Meeting Global California 2030 goals will require thousands of new bilingual teachers, and the current supply may not be able to meet the demand.

While preparation programs can produce enough bilingual teachers overall, the pipeline is constrained by geographic gaps in program access, cost barriers, and uncertain DLI placement opportunities.

We have a non-profit that’s linked to the school district. The idea is to keep around people who are already established in our community, in our school district, and have already expressed an interest in education, helping support them on that pathway. The District Educational Foundation, our non-profit, gave scholarships to 4 or 5 individuals to help support them on that teaching journey…
— Rural district administrator

Beyond supply and demand, staffing and seniority rules limit districts’ ability to reassign non-BILA teachers when converting schools to DLI, creating an additional barrier to expansion, especially at the secondary level.

Challenges & Opportunities

Teaching in two languages presents unique challenges for teacher preparation.

Teacher preparation standards have improved, but evaluation and enforcement have not kept pace.

Bilingual teacher shortages are geographic, not statewide.

University- and district-based teacher preparation pathways face different pressures.

Staffing friction is structural, not just numerical.

Sustainable funding remains a persistent concern.

California cannot accurately assess progress toward its multilingual education goals because key data are not publicly available.

How Stakeholders Address These Challenges:

Building supply
Districts and universities have created multiple pathways: grow-your-own programs in large districts, nonprofit-funded scholarships in rural areas, and hybrid university programs reaching preparation “deserts.”
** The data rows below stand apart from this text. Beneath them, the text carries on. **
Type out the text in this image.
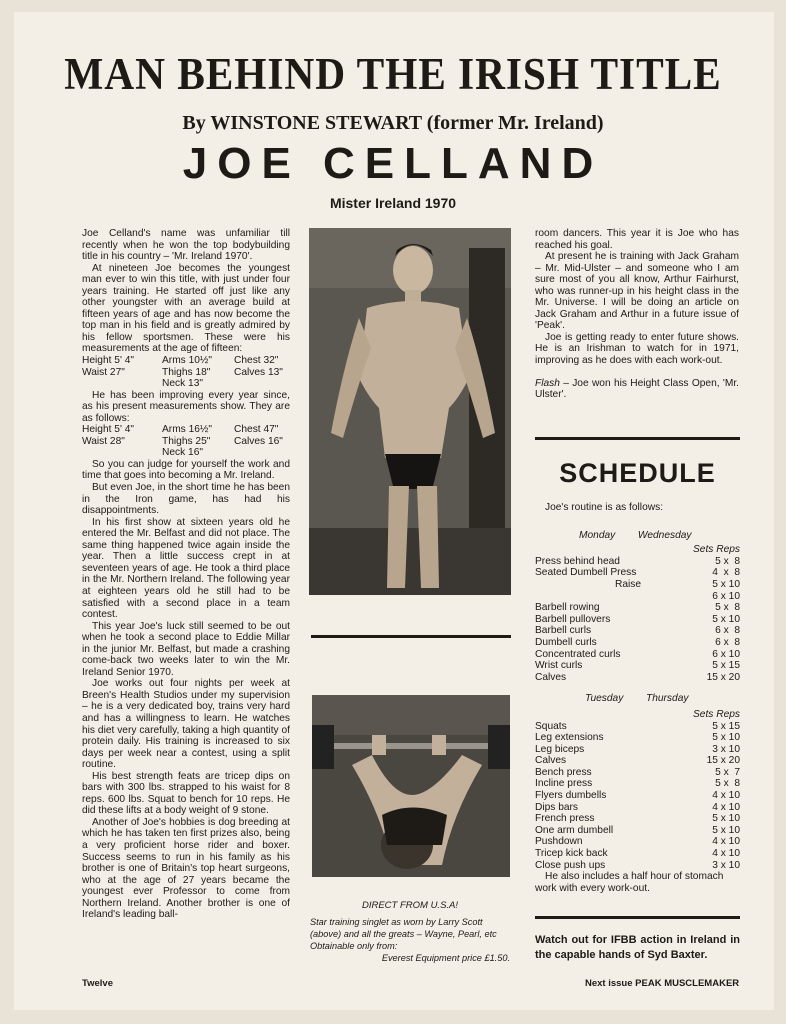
MAN BEHIND THE IRISH TITLE
By WINSTONE STEWART (former Mr. Ireland)
JOE CELLAND
Mister Ireland 1970

Joe Celland's name was unfamiliar till recently when he won the top bodybuilding title in his country – 'Mr. Ireland 1970'.

At nineteen Joe becomes the youngest man ever to win this title, with just under four years training. He started off just like any other youngster with an average build at fifteen years of age and has now become the top man in his field and is greatly admired by his fellow sportsmen. These were his measurements at the age of fifteen:

Height 5' 4"	Arms 10½"	Chest 32"
Waist 27"	Thighs 18"	Calves 13"
Neck 13"

He has been improving every year since, as his present measurements show. They are as follows:

Height 5' 4"	Arms 16½"	Chest 47"
Waist 28"	Thighs 25"	Calves 16"
Neck 16"

So you can judge for yourself the work and time that goes into becoming a Mr. Ireland.

But even Joe, in the short time he has been in the Iron game, has had his disappointments.

In his first show at sixteen years old he entered the Mr. Belfast and did not place. The same thing happened twice again inside the year. Then a little success crept in at seventeen years of age. He took a third place in the Mr. Northern Ireland. The following year at eighteen years old he still had to be satisfied with a second place in a team contest.

This year Joe's luck still seemed to be out when he took a second place to Eddie Millar in the junior Mr. Belfast, but made a crashing come-back two weeks later to win the Mr. Ireland Senior 1970.

Joe works out four nights per week at Breen's Health Studios under my supervision – he is a very dedicated boy, trains very hard and has a willingness to learn. He watches his diet very carefully, taking a high quantity of protein daily. His training is increased to six days per week near a contest, using a split routine.

His best strength feats are tricep dips on bars with 300 lbs. strapped to his waist for 8 reps. 600 lbs. Squat to bench for 10 reps. He did these lifts at a body weight of 9 stone.

Another of Joe's hobbies is dog breeding at which he has taken ten first prizes also, being a very proficient horse rider and boxer. Success seems to run in his family as his brother is one of Britain's top heart surgeons, who at the age of 27 years became the youngest ever Professor to come from Northern Ireland. Another brother is one of Ireland's leading ball-

DIRECT FROM U.S.A!
Star training singlet as worn by Larry Scott (above) and all the greats – Wayne, Pearl, etc
Obtainable only from:
Everest Equipment price £1.50.

room dancers. This year it is Joe who has reached his goal.

At present he is training with Jack Graham – Mr. Mid-Ulster – and someone who I am sure most of you all know, Arthur Fairhurst, who was runner-up in his height class in the Mr. Universe. I will be doing an article on Jack Graham and Arthur in a future issue of 'Peak'.

Joe is getting ready to enter future shows. He is an Irishman to watch for in 1971, improving as he does with each work-out.

Flash – Joe won his Height Class Open, 'Mr. Ulster'.

SCHEDULE
Joe's routine is as follows:
Monday Wednesday
Sets Reps
Press behind head	5 x  8
Seated Dumbell Press	4  x  8
Raise	5 x 10
6 x 10
Barbell rowing	5 x  8
Barbell pullovers	5 x 10
Barbell curls	6 x  8
Dumbell curls	6 x  8
Concentrated curls	6 x 10
Wrist curls	5 x 15
Calves	15 x 20
Tuesday Thursday
Sets Reps
Squats	5 x 15
Leg extensions	5 x 10
Leg biceps	3 x 10
Calves	15 x 20
Bench press	5 x  7
Incline press	5 x  8
Flyers dumbells	4 x 10
Dips bars	4 x 10
French press	5 x 10
One arm dumbell	5 x 10
Pushdown	4 x 10
Tricep kick back	4 x 10
Close push ups	3 x 10
He also includes a half hour of stomach work with every work-out.
Watch out for IFBB action in Ireland in the capable hands of Syd Baxter.
Twelve	Next issue PEAK MUSCLEMAKER
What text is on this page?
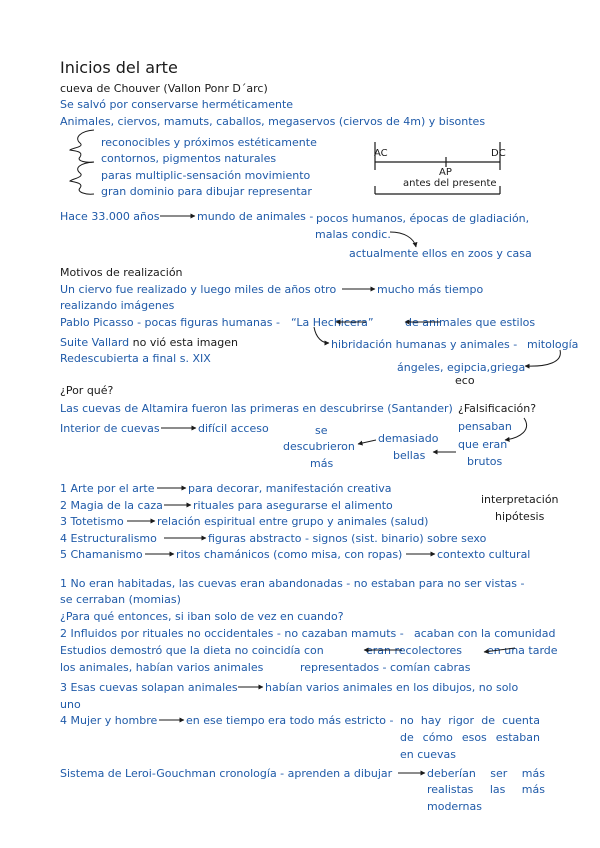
Inicios del arte
cueva de Chouver (Vallon Ponr D´arc)
Se salvó por conservarse herméticamente
Animales, ciervos, mamuts, caballos, megaservos (ciervos de 4m) y bisontes
reconocibles y próximos estéticamente
contornos, pigmentos naturales
paras multiplic-sensación movimiento
gran dominio para dibujar representar
AC	DC
AP
antes del presente
Hace 33.000 años	mundo de animales - pocos humanos, épocas de gladiación,
malas condic.
actualmente ellos en zoos y casa
Motivos de realización
Un ciervo fue realizado y luego miles de años otro	mucho más tiempo
realizando imágenes
Pablo Picasso - pocas figuras humanas - “La Hechicera”	de animales que estilos
Suite Vallard no vió esta imagen	hibridación humanas y animales - mitología
Redescubierta a final s. XIX
ángeles, egipcia,griega
eco
¿Por qué?
Las cuevas de Altamira fueron las primeras en descubrirse (Santander) ¿Falsificación?
Interior de cuevas	difícil acceso	se
descubrieron
más
demasiado
bellas
pensaban
que eran
brutos
1 Arte por el arte	para decorar, manifestación creativa
2 Magia de la caza	rituales para asegurarse el alimento
3 Totetismo	relación espiritual entre grupo y animales (salud)
4 Estructuralismo	figuras abstracto - signos (sist. binario) sobre sexo
5 Chamanismo	ritos chamánicos (como misa, con ropas)	contexto cultural
interpretación
hipótesis
1 No eran habitadas, las cuevas eran abandonadas - no estaban para no ser vistas -
se cerraban (momias)
¿Para qué entonces, si iban solo de vez en cuando?
2 Influidos por rituales no occidentales - no cazaban mamuts - acaban con la comunidad
Estudios demostró que la dieta no coincidía con	eran recolectores en una tarde
los animales, habían varios animales	representados - comían cabras
3 Esas cuevas solapan animales habían varios animales en los dibujos, no solo
uno
4 Mujer y hombre	en ese tiempo era todo más estricto - no hay rigor de cuenta
de cómo esos estaban
en cuevas
Sistema de Leroi-Gouchman cronología - aprenden a dibujar	deberían ser más
realistas las más
modernas
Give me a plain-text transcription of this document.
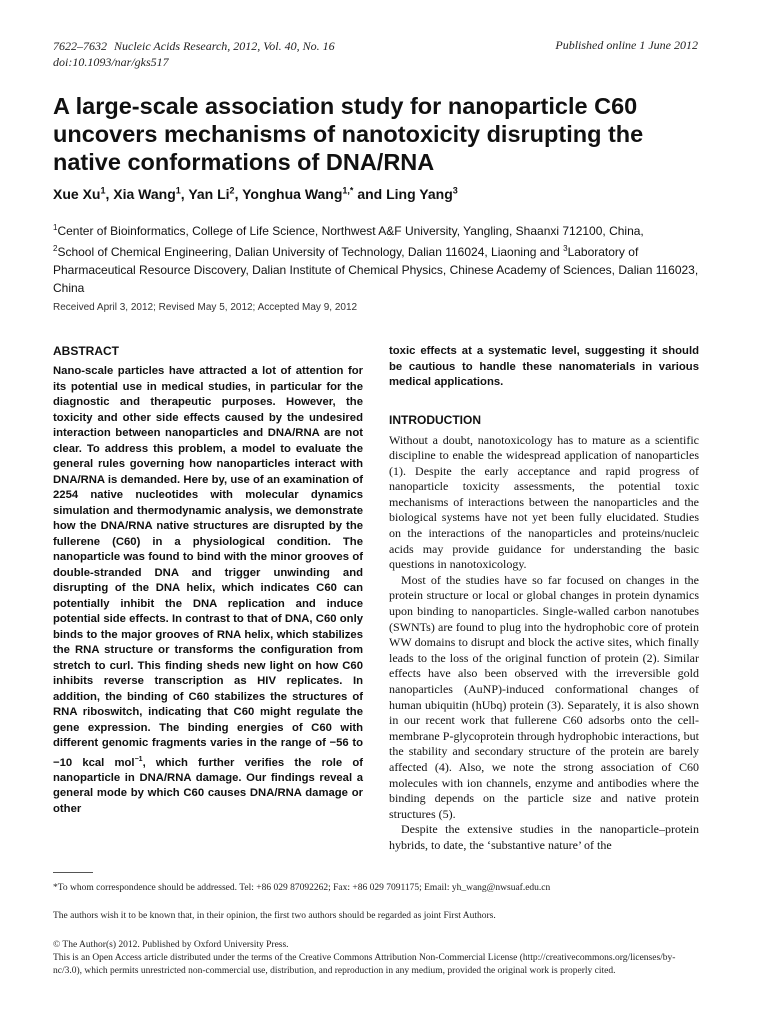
7622–7632 Nucleic Acids Research, 2012, Vol. 40, No. 16
doi:10.1093/nar/gks517
Published online 1 June 2012
A large-scale association study for nanoparticle C60 uncovers mechanisms of nanotoxicity disrupting the native conformations of DNA/RNA
Xue Xu$^1$, Xia Wang$^1$, Yan Li$^2$, Yonghua Wang$^{1,*}$ and Ling Yang$^3$
$^1$Center of Bioinformatics, College of Life Science, Northwest A&F University, Yangling, Shaanxi 712100, China,
$^2$School of Chemical Engineering, Dalian University of Technology, Dalian 116024, Liaoning and $^3$Laboratory of Pharmaceutical Resource Discovery, Dalian Institute of Chemical Physics, Chinese Academy of Sciences, Dalian 116023, China
Received April 3, 2012; Revised May 5, 2012; Accepted May 9, 2012
ABSTRACT

Nano-scale particles have attracted a lot of attention for its potential use in medical studies, in particular for the diagnostic and therapeutic purposes. However, the toxicity and other side effects caused by the undesired interaction between nanoparticles and DNA/RNA are not clear. To address this problem, a model to evaluate the general rules governing how nanoparticles interact with DNA/RNA is demanded. Here by, use of an examination of 2254 native nucleotides with molecular dynamics simulation and thermodynamic analysis, we demonstrate how the DNA/RNA native structures are disrupted by the fullerene (C60) in a physiological condition. The nanoparticle was found to bind with the minor grooves of double-stranded DNA and trigger unwinding and disrupting of the DNA helix, which indicates C60 can potentially inhibit the DNA replication and induce potential side effects. In contrast to that of DNA, C60 only binds to the major grooves of RNA helix, which stabilizes the RNA structure or transforms the configuration from stretch to curl. This finding sheds new light on how C60 inhibits reverse transcription as HIV replicates. In addition, the binding of C60 stabilizes the structures of RNA riboswitch, indicating that C60 might regulate the gene expression. The binding energies of C60 with different genomic fragments varies in the range of −56 to −10 kcal mol$^{-1}$, which further verifies the role of nanoparticle in DNA/RNA damage. Our findings reveal a general mode by which C60 causes DNA/RNA damage or other

toxic effects at a systematic level, suggesting it should be cautious to handle these nanomaterials in various medical applications.

INTRODUCTION

Without a doubt, nanotoxicology has to mature as a scientific discipline to enable the widespread application of nanoparticles (1). Despite the early acceptance and rapid progress of nanoparticle toxicity assessments, the potential toxic mechanisms of interactions between the nanoparticles and the biological systems have not yet been fully elucidated. Studies on the interactions of the nanoparticles and proteins/nucleic acids may provide guidance for understanding the basic questions in nanotoxicology.

Most of the studies have so far focused on changes in the protein structure or local or global changes in protein dynamics upon binding to nanoparticles. Single-walled carbon nanotubes (SWNTs) are found to plug into the hydrophobic core of protein WW domains to disrupt and block the active sites, which finally leads to the loss of the original function of protein (2). Similar effects have also been observed with the irreversible gold nanoparticles (AuNP)-induced conformational changes of human ubiquitin (hUbq) protein (3). Separately, it is also shown in our recent work that fullerene C60 adsorbs onto the cell-membrane P-glycoprotein through hydrophobic interactions, but the stability and secondary structure of the protein are barely affected (4). Also, we note the strong association of C60 molecules with ion channels, enzyme and antibodies where the binding depends on the particle size and native protein structures (5).

Despite the extensive studies in the nanoparticle–protein hybrids, to date, the ‘substantive nature’ of the

*To whom correspondence should be addressed. Tel: +86 029 87092262; Fax: +86 029 7091175; Email: yh_wang@nwsuaf.edu.cn
The authors wish it to be known that, in their opinion, the first two authors should be regarded as joint First Authors.
© The Author(s) 2012. Published by Oxford University Press.
This is an Open Access article distributed under the terms of the Creative Commons Attribution Non-Commercial License (http://creativecommons.org/licenses/by-nc/3.0), which permits unrestricted non-commercial use, distribution, and reproduction in any medium, provided the original work is properly cited.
Ensuring teacher preparedness
Districts have built their own screening tools, including partner-language interviews and demonstration lessons.

Allocating teachers
To navigate staffing friction, districts most often rely on emergency permits — a short-term fix that doesn’t build sustainable bilingual capacity.

Recommendations

Address geographic gaps in teacher preparation.

Sustain financial support for candidates, especially heritage speakers.

Move from grant-based to formula-based DLI funding.

Build a quality-assurance infrastructure for BILA programs, and strengthen the infrastructure for field experience and clinical preparation.

Close the publicly available data gap.

Provide districts with tools to manage staffing transitions.

Fund research on bilingual teacher preparation pathways.